Naval General Service Medal, with bars for Anse la Barque Decr. 1809, Martinique & Guadaloupe, awarded to AB Edward Rose 1848
Image["Naval General Service Medal, 1848"]Obverse, a bust of Queen Victoria
Image["Naval General Service Medal, 1848"]Reverse, Britannia with a trident seated sideways on a seahorse
Naval General Service Medal, 1848 (Napoleonic Wars)
Just as in 1848 the extensive land campaigns of the Napoleonic Wars and the other conflicts of the pre-Victorian era were recognised by the issue of the
Military General Service Medal, those serving in the Navy at the time were recognised with the Naval General Service Medal. As with the
Army equivalent and the
East India Company's related award, many of the battles for which the medal was awarded had been fought so long ago that few if any claimants survived.

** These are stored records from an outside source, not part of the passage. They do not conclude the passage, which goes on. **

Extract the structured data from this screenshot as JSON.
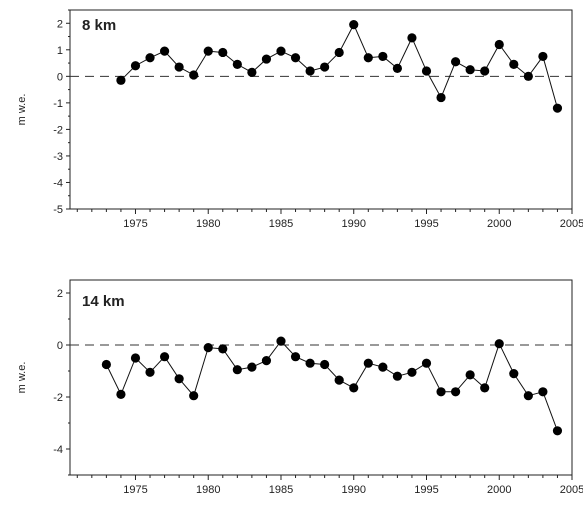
{
  "chart_data": [
    {
      "type": "line",
      "title": "8 km",
      "xlabel": "",
      "ylabel": "m w.e.",
      "xlim": [
        1970.5,
        2005
      ],
      "ylim": [
        -5,
        2.5
      ],
      "xticks": [
        1975,
        1980,
        1985,
        1990,
        1995,
        2000,
        2005
      ],
      "xtick_labels": [
        "1975",
        "1980",
        "1985",
        "1990",
        "1995",
        "2000",
        "2005"
      ],
      "yticks": [
        2,
        1,
        0,
        -1,
        -2,
        -3,
        -4,
        -5
      ],
      "ytick_labels": [
        "2",
        "1",
        "0",
        "-1",
        "-2",
        "-3",
        "-4",
        "-5"
      ],
      "reference_line": {
        "y": 0,
        "style": "dashed"
      },
      "grid": false,
      "x": [
        1974,
        1975,
        1976,
        1977,
        1978,
        1979,
        1980,
        1981,
        1982,
        1983,
        1984,
        1985,
        1986,
        1987,
        1988,
        1989,
        1990,
        1991,
        1992,
        1993,
        1994,
        1995,
        1996,
        1997,
        1998,
        1999,
        2000,
        2001,
        2002,
        2003,
        2004
      ],
      "series": [
        {
          "values": [
            -0.15,
            0.4,
            0.7,
            0.95,
            0.35,
            0.05,
            0.95,
            0.9,
            0.45,
            0.15,
            0.65,
            0.95,
            0.7,
            0.2,
            0.35,
            0.9,
            1.95,
            0.7,
            0.75,
            0.3,
            1.45,
            0.2,
            -0.8,
            0.55,
            0.25,
            0.2,
            1.2,
            0.45,
            0.0,
            0.75,
            -1.2
          ]
        }
      ]
    },
    {
      "type": "line",
      "title": "14 km",
      "xlabel": "",
      "ylabel": "m w.e.",
      "xlim": [
        1970.5,
        2005
      ],
      "ylim": [
        -5,
        2.5
      ],
      "xticks": [
        1975,
        1980,
        1985,
        1990,
        1995,
        2000,
        2005
      ],
      "xtick_labels": [
        "1975",
        "1980",
        "1985",
        "1990",
        "1995",
        "2000",
        "2005"
      ],
      "yticks": [
        2,
        0,
        -2,
        -4
      ],
      "ytick_labels": [
        "2",
        "0",
        "-2",
        "-4"
      ],
      "reference_line": {
        "y": 0,
        "style": "dashed"
      },
      "grid": false,
      "x": [
        1973,
        1974,
        1975,
        1976,
        1977,
        1978,
        1979,
        1980,
        1981,
        1982,
        1983,
        1984,
        1985,
        1986,
        1987,
        1988,
        1989,
        1990,
        1991,
        1992,
        1993,
        1994,
        1995,
        1996,
        1997,
        1998,
        1999,
        2000,
        2001,
        2002,
        2003,
        2004
      ],
      "series": [
        {
          "values": [
            -0.75,
            -1.9,
            -0.5,
            -1.05,
            -0.45,
            -1.3,
            -1.95,
            -0.1,
            -0.15,
            -0.95,
            -0.85,
            -0.6,
            0.15,
            -0.45,
            -0.7,
            -0.75,
            -1.35,
            -1.65,
            -0.7,
            -0.85,
            -1.2,
            -1.05,
            -0.7,
            -1.8,
            -1.8,
            -1.15,
            -1.65,
            0.05,
            -1.1,
            -1.95,
            -1.8,
            -3.3
          ]
        }
      ]
    }
  ]
}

In addition, bars were awarded for many actions whose significance and size were, despite the heroism displayed by those involved, relatively minor. The result was that many of the bars were issued in tiny numbers, with some combinations all but unique, and the medals command a very high price among collectors because of this rarity and individuality. This in turn, along with the manufacture in most cases of more bars than were eventually issued, has led to the `improvement' of many common awards where recipients' names are shared with those present at `rarer' battles. The medal also shares with the
Military General Service and
Army of India Medals the oddity that Queen Victoria, whose portrait they bear, was not the ruler under whom the battles for which it was awarded were fought.
This medal was awarded to Able Bodied Seaman Edward Rose, who served aboard HMS Ringdove in an extremely busy period in which that vessel participated in two major campaigns and a lesser battle. The campaigns, which were the invasion and capture of the French Caribbean islands of
Martinique and
Guadaloupe, are more fully described on
other
pages; the battle of Anse la Barque fell between the two campaigns, before
the fall of Guadaloupe, while French traffic was still passing to the island. The Royal Navy was doing
its best to harass such traffic of course, and so it was that on 18 December 1809 a squadron, including Ringdove, under Captain S. Ballard in HMS Sceptre, fell in with a French convoy escorted by 2 frigates, which therefore took refuge under the guns of the fortress of Anse la Barque. The 9 ships of the British squadron managed however to capture both the frigates and the battery. 43 bars were awarded for this encounter in 1848.
Rose's presence on the ship at this time has been verified, and the Medals Roll confirms the award of the medal to him. Lester Watson purchased this medal from the London dealers Baldwin 1927.